The settlement with St. Elizabeth is the latest of a series of settlements with defendants in the qui tam suit. In 2005, Eisenhower Medical Center, paid the federal government $8 million to resolve allegations that it submitted false claims in Eisenhower's 1990 through 1998 Medicare cost reports (see: http://www.usdoj.gov/usao/cac/pr2005/123.html). In 2004, HealthSouth Corporation paid the federal government $736,410 to resolve allegations that it submitted false claims in HealthSouth Bakersfield's 1992 Medicare cost report (see: http://www.usdoj.gov/opa/pr/2004/December/04_civ_807.htm). In 2002, Lovelace Health Systems, a New Mexico hospital and health maintenance organization owned by Cigna Corporation, paid the federal government $24.5 million to resolve allegations that it submitted fraudulent claims in 10 years of Medicare cost reports and reopening requests (see: http://www.usdoj.gov/usao/cac/pr2002/167.html). Also in 2002, St. Joseph's Hospital in Houston, one of the CHRISTUS chain of hospitals, paid $1,569,000 to resolve allegations that it knowingly failed to disclose an overpayment made by the federal Medicare program (see: http://www.usdoj.gov/usao/cac/pr2002/041.html).

Most of this information is from the press release issued on October 30, 2006 by the U.S. Attorney's Office for the Central District of California.

Jury finds Amerigroup violated False Claims Act

A federal jury found insurance company Amerigroup Corp. and an Illinois affiliate liable for discrimination by denying coverage to pregnant women. The jury awarded $48 million to the plaintiffs (including the federal and Illinois governments and a whistleblower former employee), an amount that will be tripled under the provisions of the False Claims Act. The company could also be liable for as much as $199 million in penalties.

Amerigroup had contracted with Illinois to provide services to Medicaid patients but decided to maximize its profits by keeping pregnant women and others with expensive medical conditions off its rolls. That cheated the government, which was subsidizing the company to market its services evenly among all low-income patients.

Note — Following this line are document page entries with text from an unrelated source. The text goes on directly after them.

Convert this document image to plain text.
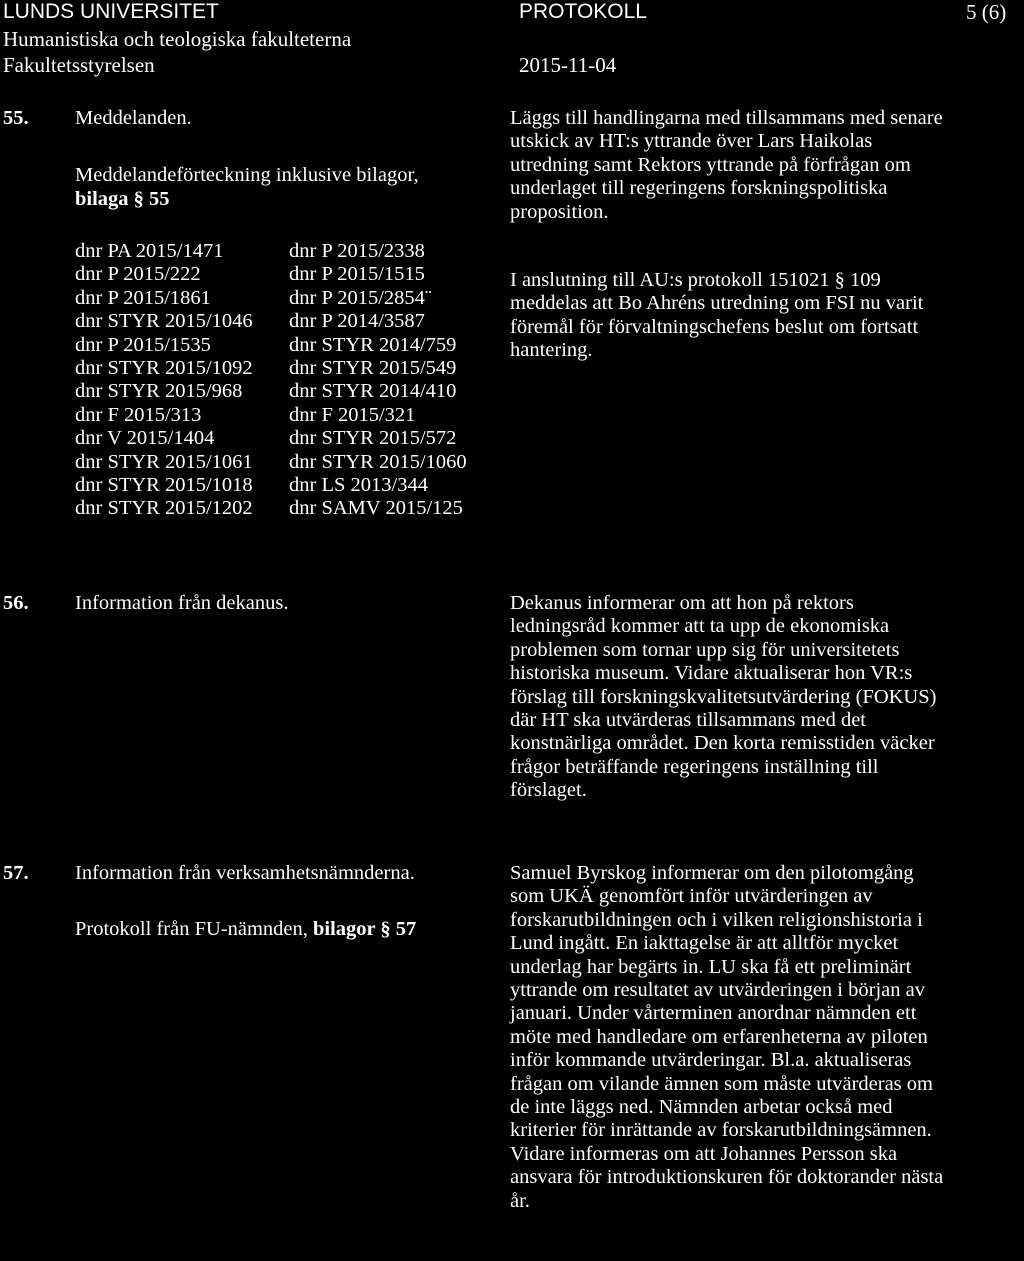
LUNDS UNIVERSITET
Humanistiska och teologiska fakulteterna
Fakultetsstyrelsen
PROTOKOLL
2015-11-04
5 (6)
55. Meddelanden.
Meddelandeförteckning inklusive bilagor,
bilaga § 55
dnr PA 2015/1471
dnr P 2015/222
dnr P 2015/1861
dnr STYR 2015/1046
dnr P 2015/1535
dnr STYR 2015/1092
dnr STYR 2015/968
dnr F 2015/313
dnr V 2015/1404
dnr STYR 2015/1061
dnr STYR 2015/1018
dnr STYR 2015/1202
dnr P 2015/2338
dnr P 2015/1515
dnr P 2015/2854¨
dnr P 2014/3587
dnr STYR 2014/759
dnr STYR 2015/549
dnr STYR 2014/410
dnr F 2015/321
dnr STYR 2015/572
dnr STYR 2015/1060
dnr LS 2013/344
dnr SAMV 2015/125
Läggs till handlingarna med tillsammans med senare
utskick av HT:s yttrande över Lars Haikolas
utredning samt Rektors yttrande på förfrågan om
underlaget till regeringens forskningspolitiska
proposition.
I anslutning till AU:s protokoll 151021 § 109
meddelas att Bo Ahréns utredning om FSI nu varit
föremål för förvaltningschefens beslut om fortsatt
hantering.
56. Information från dekanus.	Dekanus informerar om att hon på rektors
ledningsråd kommer att ta upp de ekonomiska
problemen som tornar upp sig för universitetets
historiska museum. Vidare aktualiserar hon VR:s
förslag till forskningskvalitetsutvärdering (FOKUS)
där HT ska utvärderas tillsammans med det
konstnärliga området. Den korta remisstiden väcker
frågor beträffande regeringens inställning till
förslaget.
57. Information från verksamhetsnämnderna.
Protokoll från FU-nämnden, bilagor § 57
Samuel Byrskog informerar om den pilotomgång
som UKÄ genomfört inför utvärderingen av
forskarutbildningen och i vilken religionshistoria i
Lund ingått. En iakttagelse är att alltför mycket
underlag har begärts in. LU ska få ett preliminärt
yttrande om resultatet av utvärderingen i början av
januari. Under vårterminen anordnar nämnden ett
möte med handledare om erfarenheterna av piloten
inför kommande utvärderingar. Bl.a. aktualiseras
frågan om vilande ämnen som måste utvärderas om
de inte läggs ned. Nämnden arbetar också med
kriterier för inrättande av forskarutbildningsämnen.
Vidare informeras om att Johannes Persson ska
ansvara för introduktionskuren för doktorander nästa
år.
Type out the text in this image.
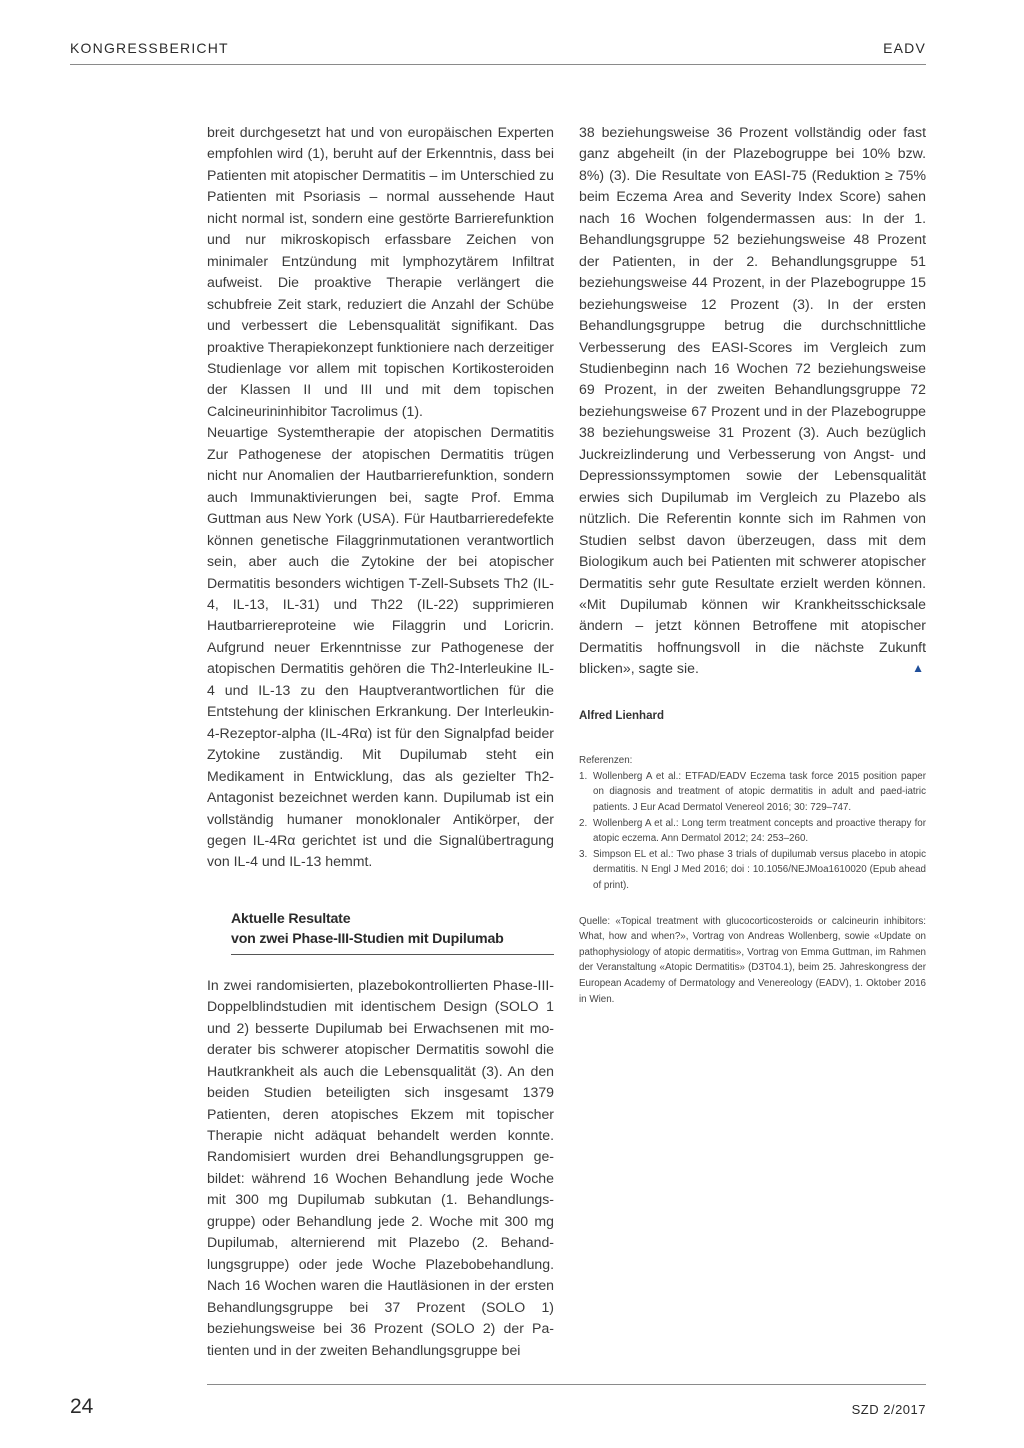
KONGRESSBERICHT	EADV

breit durchgesetzt hat und von europäischen Experten empfohlen wird (1), beruht auf der Erkenntnis, dass bei Patienten mit atopischer Dermatitis – im Unterschied zu Patienten mit Psoriasis – normal aussehende Haut nicht normal ist, sondern eine gestörte Barrierefunktion und nur mikroskopisch erfassbare Zeichen von minimaler Entzündung mit lymphozytärem Infiltrat aufweist. Die proaktive Therapie verlängert die schubfreie Zeit stark, reduziert die Anzahl der Schübe und verbessert die Lebensqualität signifikant. Das proaktive Therapiekonzept funktioniere nach derzeitiger Studienlage vor allem mit topischen Kortikosteroiden der Klassen II und III und mit dem topischen Calcineurininhibitor Tacrolimus (1).

Neuartige Systemtherapie der atopischen Dermatitis Zur Pathogenese der atopischen Dermatitis trügen nicht nur Anomalien der Hautbarrierefunktion, sondern auch Immunaktivierungen bei, sagte Prof. Emma Guttman aus New York (USA). Für Hautbarrieredefekte können genetische Filaggrinmutationen verantwortlich sein, aber auch die Zytokine der bei atopischer Dermatitis besonders wichtigen T-Zell-Subsets Th2 (IL-4, IL-13, IL-31) und Th22 (IL-22) supprimieren Hautbarriereproteine wie Filaggrin und Loricrin. Aufgrund neuer Erkenntnisse zur Pathogenese der atopischen Dermatitis gehören die Th2-Interleukine IL-4 und IL-13 zu den Hauptverantwortlichen für die Entstehung der klinischen Erkrankung. Der Interleukin-4-Rezeptor-alpha (IL-4Rα) ist für den Signalpfad beider Zytokine zuständig. Mit Dupilumab steht ein Medikament in Entwicklung, das als gezielter Th2-Antagonist bezeichnet werden kann. Dupilumab ist ein vollständig humaner monoklonaler Antikörper, der gegen IL-4Rα gerichtet ist und die Signalübertragung von IL-4 und IL-13 hemmt.

Aktuelle Resultate
von zwei Phase-III-Studien mit Dupilumab

In zwei randomisierten, plazebokontrollierten Phase-III-Doppelblindstudien mit identischem Design (SOLO 1 und 2) besserte Dupilumab bei Erwachsenen mit moderater bis schwerer atopischer Dermatitis sowohl die Hautkrankheit als auch die Lebensqualität (3). An den beiden Studien beteiligten sich insgesamt 1379 Patienten, deren atopisches Ekzem mit topischer Therapie nicht adäquat behandelt werden konnte. Randomisiert wurden drei Behandlungsgruppen gebildet: während 16 Wochen Behandlung jede Woche mit 300 mg Dupilumab subkutan (1. Behandlungsgruppe) oder Behandlung jede 2. Woche mit 300 mg Dupilumab, alternierend mit Plazebo (2. Behandlungsgruppe) oder jede Woche Plazebobehandlung. Nach 16 Wochen waren die Hautläsionen in der ersten Behandlungsgruppe bei 37 Prozent (SOLO 1) beziehungsweise bei 36 Prozent (SOLO 2) der Patienten und in der zweiten Behandlungsgruppe bei

38 beziehungsweise 36 Prozent vollständig oder fast ganz abgeheilt (in der Plazebogruppe bei 10% bzw. 8%) (3). Die Resultate von EASI-75 (Reduktion ≥ 75% beim Eczema Area and Severity Index Score) sahen nach 16 Wochen folgendermassen aus: In der 1. Behandlungsgruppe 52 beziehungsweise 48 Prozent der Patienten, in der 2. Behandlungsgruppe 51 beziehungsweise 44 Prozent, in der Plazebogruppe 15 beziehungsweise 12 Prozent (3). In der ersten Behandlungsgruppe betrug die durchschnittliche Verbesserung des EASI-Scores im Vergleich zum Studienbeginn nach 16 Wochen 72 beziehungsweise 69 Prozent, in der zweiten Behandlungsgruppe 72 beziehungsweise 67 Prozent und in der Plazebogruppe 38 beziehungsweise 31 Prozent (3). Auch bezüglich Juckreizlinderung und Verbesserung von Angst- und Depressionssymptomen sowie der Lebensqualität erwies sich Dupilumab im Vergleich zu Plazebo als nützlich. Die Referentin konnte sich im Rahmen von Studien selbst davon überzeugen, dass mit dem Biologikum auch bei Patienten mit schwerer atopischer Dermatitis sehr gute Resultate erzielt werden können. «Mit Dupilumab können wir Krankheitsschicksale ändern – jetzt können Betroffene mit atopischer Dermatitis hoffnungsvoll in die nächste Zukunft blicken», sagte sie.	▲

Alfred Lienhard
Referenzen:
1. Wollenberg A et al.: ETFAD/EADV Eczema task force 2015 position paper on diagnosis and treatment of atopic dermatitis in adult and paed-iatric patients. J Eur Acad Dermatol Venereol 2016; 30: 729–747.
2. Wollenberg A et al.: Long term treatment concepts and proactive therapy for atopic eczema. Ann Dermatol 2012; 24: 253–260.
3. Simpson EL et al.: Two phase 3 trials of dupilumab versus placebo in atopic dermatitis. N Engl J Med 2016; doi : 10.1056/NEJMoa1610020 (Epub ahead of print).
Quelle: «Topical treatment with glucocorticosteroids or calcineurin inhibitors: What, how and when?», Vortrag von Andreas Wollenberg, sowie «Update on pathophysiology of atopic dermatitis», Vortrag von Emma Guttman, im Rahmen der Veranstaltung «Atopic Dermatitis» (D3T04.1), beim 25. Jahreskongress der European Academy of Dermatology and Venereology (EADV), 1. Oktober 2016 in Wien.
24	SZD 2/2017
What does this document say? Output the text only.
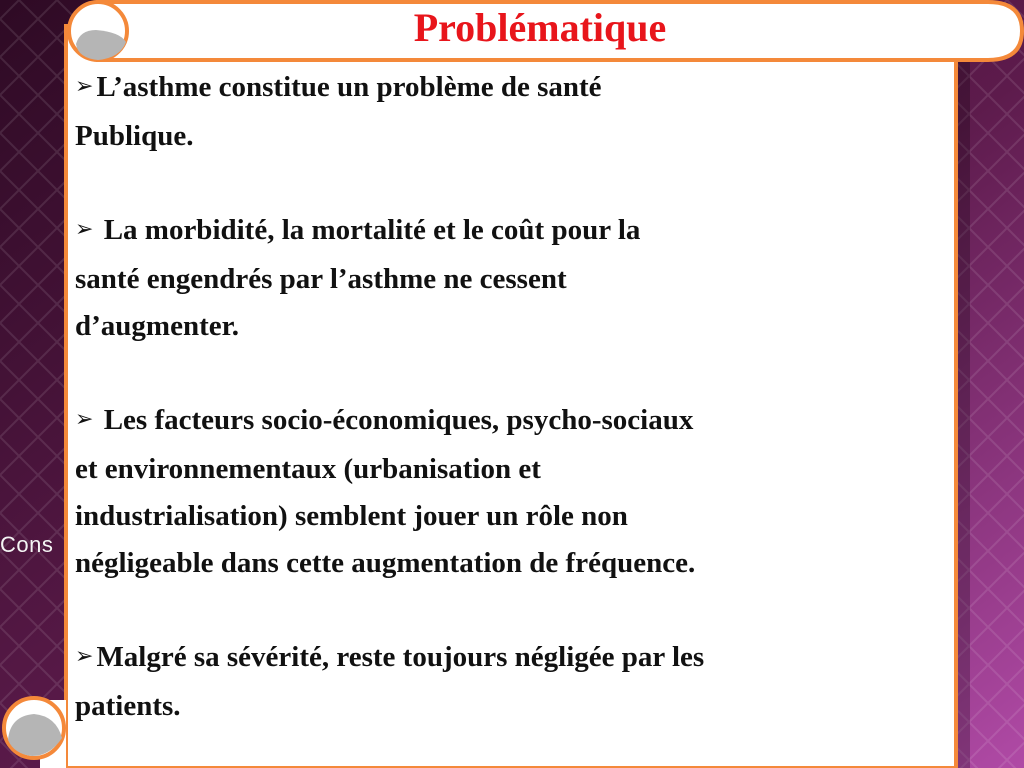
Cons
Problématique

➢ L’asthme constitue un problème de santé
Publique.

➢ La morbidité, la mortalité et le coût pour la
santé engendrés par l’asthme ne cessent
d’augmenter.

➢ Les facteurs socio-économiques, psycho-sociaux
et environnementaux (urbanisation et
industrialisation) semblent jouer un rôle non
négligeable dans cette augmentation de fréquence.

➢ Malgré sa sévérité, reste toujours négligée par les
patients.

The verdict was reported on in the October 30, 2006 editions of Bloomberg News and the Houston Chronicle.

Shipper pays $4.2 million to settle False Claims Act charges

AIT Worldwide Logistic Inc., has agreed to pay $4.2 million to settle a whistleblower suit brought under the qui tam provisions of the False Claims Act.

The suit alleged that the shipper provided illegal gratutities to secure contracts at Norfolk Naval Shipyard. All of the shipyard's bills of lading between 1999 and 2004 were awarded to AIT.

The company did not admit liability in the settlement.

Additional details are available in the October 21, 2006 issue of The Virginian-Pilot.